Die Lymphe bewegt sich langsam durch feine Gefäße, sammelt überschüssige Gewebsflüssigkeit und begegnet auf ihrem Weg filigranen Filtern, unseren Lymphknoten. Mit sanftem Hautzug unterstützt du diesen natürlichen Rückfluss, ohne zu pressen. Kleine, elastische Bewegungen genügen, wenn sie geduldig, rhythmisch und im richtigen Verlauf ausgeführt werden.

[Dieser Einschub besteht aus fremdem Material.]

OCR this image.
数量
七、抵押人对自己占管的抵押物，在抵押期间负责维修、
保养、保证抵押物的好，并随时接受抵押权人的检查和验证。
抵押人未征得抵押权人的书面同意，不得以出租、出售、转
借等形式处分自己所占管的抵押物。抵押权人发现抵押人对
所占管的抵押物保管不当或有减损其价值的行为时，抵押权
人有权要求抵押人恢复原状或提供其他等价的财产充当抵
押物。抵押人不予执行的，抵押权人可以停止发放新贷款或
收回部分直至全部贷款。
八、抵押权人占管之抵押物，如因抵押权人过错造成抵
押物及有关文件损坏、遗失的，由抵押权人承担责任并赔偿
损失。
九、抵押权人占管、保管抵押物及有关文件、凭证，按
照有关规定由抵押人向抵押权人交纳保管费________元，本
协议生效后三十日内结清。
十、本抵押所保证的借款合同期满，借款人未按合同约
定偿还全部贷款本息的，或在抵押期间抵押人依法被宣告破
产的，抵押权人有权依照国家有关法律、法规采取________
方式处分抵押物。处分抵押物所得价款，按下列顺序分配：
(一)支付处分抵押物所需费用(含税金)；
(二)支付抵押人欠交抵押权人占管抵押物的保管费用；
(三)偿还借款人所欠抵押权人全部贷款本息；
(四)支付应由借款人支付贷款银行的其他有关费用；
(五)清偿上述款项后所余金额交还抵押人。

Bestimmte Situationen verlangen Zurückhaltung: akute Entzündungen, Fieber, Thromboseverdacht, unbehandelte Herzinsuffizienz, unklare Schmerzen, frische Operationen, offene Wunden, aktive Krebserkrankungen oder plötzlich stark zunehmende Schwellungen. Bei Unsicherheit hol dir ärztlichen Rat oder frag eine zertifizierte Lymphtherapeutin, bevor du eigenständig startest.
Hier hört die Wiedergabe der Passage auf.